When pluralistic city council members sponsored a hike to pick mushrooms on Shabbat, ultra-Orthodox members canceled a meeting, citing 'no respect for us'

Families from the Jerusalem neighborhood of Beit Hakerem picking mushrooms in the Jerusalem Forest on Saturday.
Pnina Shalvi

Ultra-Orthodox members of the Jerusalem City Council canceled a planning meeting Sunday with residents of the Beit Hakerem neighborhood because the local community council had sponsored a Shabbat hike to pick mushrooms in the Jerusalem Forest.

Residents of the neighborhood had been scheduled to meet Sunday with members of the city’s planning and building committee to discuss their objections to the building of a roof over the section of the Begin Highway that runs between their neighborhood and Givat Ram. The roofing project is part of a larger plan the city is advancing that will include the construction of 1,800 apartments, public buildings and commercial facilities.

Before the plan was to be debated by the panel, members agreed to come to the neighborhood to hear the position of the residents and the community council, an elected body. But upon learning that the community council had conducted the hike on Shabbat, City Councilman Yohanan Weitzman (United Torah Judaism) sent an email to neighborhood residents asking to cancel the meeting.

“We cannot come to a place where they treat what’s holy and precious to us with contempt, without any consideration for the feelings of most of the city’s residents,” said Weitzman’s message, which was posted on the Haredi website Hadrei Haredim.

In recent months Haredi representatives in the municipality have been battling against Shabbat-violating activities sponsored by the community councils, which receive municipal funding. For example, these representatives worked to suspend funding to the community council in Kiryat Hayovel after it organized activities on Shabbat. The Haredim recently blocked the entrance of the pluralistic “Jerusalemites” faction into the municipal coalition because its coalition agreement with Mayor Nir Barkat called for allowing activities in community centers on Shabbat.

“We view the Haredi representatives as our representatives and it isn’t logical that they shouldn’t deal with our problems,” said Noga Lev Zion, chairwoman of the Beit Hakerem Community Council. “Beit Hakerem conducts activities seven days a week. Beit Hakerem is a pluralistic neighborhood and part of the pluralistic culture is to do things on Shabbat. We don’t see this as violating Shabbat; we are celebrating Shabbat in our own way. We have no interest in a culture war; live and let live.”

Laura Wharton, an opposition city councilor from Meretz, said, “Behind what seems like the innocent cancellation of a meeting hides the declaration of a culture war.” She said a Haredi colleague on the planning committee had admitted to her that the Haredi committee members decided to boycott the Beit Hakerem Community Council because of Sabbath violations.

“Members of the Haredi minority in the city have decided what is permitted and forbidden for all of us.

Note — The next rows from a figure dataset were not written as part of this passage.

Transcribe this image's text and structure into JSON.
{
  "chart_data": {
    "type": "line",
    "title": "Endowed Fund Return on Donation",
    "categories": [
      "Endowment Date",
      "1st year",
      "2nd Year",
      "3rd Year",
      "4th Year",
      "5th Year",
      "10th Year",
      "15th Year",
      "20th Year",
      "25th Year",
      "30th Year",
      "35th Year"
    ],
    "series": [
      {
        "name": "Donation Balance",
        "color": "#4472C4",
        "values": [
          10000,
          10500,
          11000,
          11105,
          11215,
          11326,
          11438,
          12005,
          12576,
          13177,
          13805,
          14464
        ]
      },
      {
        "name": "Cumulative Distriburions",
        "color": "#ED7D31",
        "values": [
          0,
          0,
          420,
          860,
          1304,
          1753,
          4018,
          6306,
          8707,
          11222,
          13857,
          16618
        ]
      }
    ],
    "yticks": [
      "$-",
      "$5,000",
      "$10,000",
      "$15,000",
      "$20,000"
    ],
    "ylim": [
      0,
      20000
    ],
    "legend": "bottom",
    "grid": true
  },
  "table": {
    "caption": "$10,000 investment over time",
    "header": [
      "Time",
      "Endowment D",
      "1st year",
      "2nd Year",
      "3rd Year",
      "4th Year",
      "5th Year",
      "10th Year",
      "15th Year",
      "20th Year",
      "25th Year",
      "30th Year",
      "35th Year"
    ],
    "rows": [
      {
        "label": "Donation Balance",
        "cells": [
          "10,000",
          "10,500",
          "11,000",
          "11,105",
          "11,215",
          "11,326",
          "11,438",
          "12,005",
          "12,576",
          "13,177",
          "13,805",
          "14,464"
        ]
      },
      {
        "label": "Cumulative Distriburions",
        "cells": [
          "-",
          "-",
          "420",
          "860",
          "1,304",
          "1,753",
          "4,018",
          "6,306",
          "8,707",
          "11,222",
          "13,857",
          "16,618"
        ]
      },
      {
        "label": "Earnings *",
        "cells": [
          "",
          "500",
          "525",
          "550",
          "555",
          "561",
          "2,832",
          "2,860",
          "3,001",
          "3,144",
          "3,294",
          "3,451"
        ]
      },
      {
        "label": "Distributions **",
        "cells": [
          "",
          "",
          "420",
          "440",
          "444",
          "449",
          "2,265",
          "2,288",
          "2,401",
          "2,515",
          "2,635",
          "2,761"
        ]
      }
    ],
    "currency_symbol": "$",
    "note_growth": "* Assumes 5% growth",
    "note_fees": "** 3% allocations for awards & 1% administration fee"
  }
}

Law-abiding residents of Beit Hakerem are now subject to stringent Torah law decided upon by a few council members. We can’t accept such insane coercion in a free country,” Wharton said.

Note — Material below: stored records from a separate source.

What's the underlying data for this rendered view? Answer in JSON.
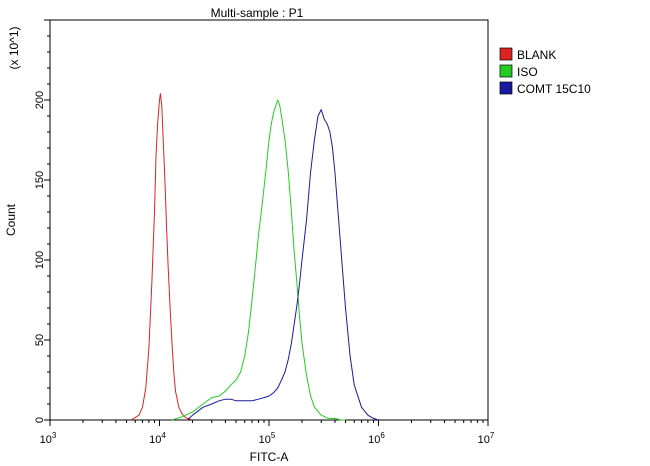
{
  "chart_data": {
    "type": "line",
    "title": "Multi-sample : P1",
    "xlabel": "FITC-A",
    "ylabel": "Count",
    "y_multiplier_label": "(x 10^1)",
    "x_scale": "log",
    "xlim": [
      1000,
      10000000
    ],
    "ylim": [
      0,
      250
    ],
    "x_ticks": [
      {
        "value": 1000,
        "base": "10",
        "exp": "3"
      },
      {
        "value": 10000,
        "base": "10",
        "exp": "4"
      },
      {
        "value": 100000,
        "base": "10",
        "exp": "5"
      },
      {
        "value": 1000000,
        "base": "10",
        "exp": "6"
      },
      {
        "value": 10000000,
        "base": "10",
        "exp": "7"
      }
    ],
    "y_ticks": [
      0,
      50,
      100,
      150,
      200
    ],
    "grid": false,
    "legend_position": "top-right",
    "series": [
      {
        "name": "BLANK",
        "color": "#dd2222",
        "x": [
          5500,
          6500,
          7000,
          7500,
          8000,
          8500,
          9000,
          9300,
          9600,
          10000,
          10200,
          10500,
          10800,
          11200,
          11600,
          12000,
          12500,
          13000,
          13500,
          14000,
          15000,
          16000,
          17000,
          18000,
          20000
        ],
        "y": [
          0,
          3,
          8,
          20,
          45,
          85,
          130,
          165,
          185,
          200,
          204,
          196,
          175,
          150,
          120,
          95,
          70,
          48,
          30,
          18,
          8,
          4,
          2,
          1,
          0
        ]
      },
      {
        "name": "ISO",
        "color": "#22cc22",
        "x": [
          13000,
          16000,
          20000,
          25000,
          30000,
          35000,
          40000,
          45000,
          50000,
          55000,
          60000,
          65000,
          70000,
          75000,
          80000,
          85000,
          90000,
          95000,
          100000,
          105000,
          110000,
          115000,
          120000,
          125000,
          130000,
          140000,
          150000,
          160000,
          170000,
          180000,
          190000,
          200000,
          220000,
          240000,
          260000,
          300000,
          350000,
          400000,
          450000,
          500000
        ],
        "y": [
          0,
          2,
          5,
          10,
          14,
          15,
          18,
          22,
          25,
          30,
          40,
          55,
          75,
          95,
          115,
          130,
          145,
          160,
          175,
          185,
          192,
          196,
          200,
          197,
          190,
          175,
          155,
          130,
          105,
          85,
          65,
          48,
          28,
          15,
          8,
          3,
          1,
          1,
          0,
          0
        ]
      },
      {
        "name": "COMT 15C10",
        "color": "#1a1aa0",
        "x": [
          18000,
          20000,
          25000,
          30000,
          35000,
          40000,
          45000,
          50000,
          60000,
          70000,
          80000,
          90000,
          100000,
          110000,
          120000,
          130000,
          140000,
          150000,
          160000,
          170000,
          180000,
          190000,
          200000,
          220000,
          240000,
          260000,
          280000,
          300000,
          320000,
          340000,
          360000,
          380000,
          400000,
          450000,
          500000,
          550000,
          600000,
          700000,
          800000,
          900000,
          1000000
        ],
        "y": [
          0,
          3,
          8,
          10,
          12,
          13,
          13,
          12,
          12,
          12,
          13,
          14,
          15,
          17,
          20,
          25,
          30,
          38,
          48,
          60,
          72,
          85,
          100,
          125,
          155,
          175,
          190,
          194,
          188,
          185,
          180,
          170,
          155,
          110,
          70,
          40,
          22,
          8,
          3,
          1,
          0
        ]
      }
    ]
  }
}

A Haredi city councilman confirmed the details and added, “We agreed with Barkat that the community councils cannot conduct any activities on Shabbat. The moment a community council disregards the rules and publicizes an event with the council logo we cannot accept this. Apparently there are entities that have an interest in heating things up.”

He added, however, that he believed the discussion about the road would take place at a later date.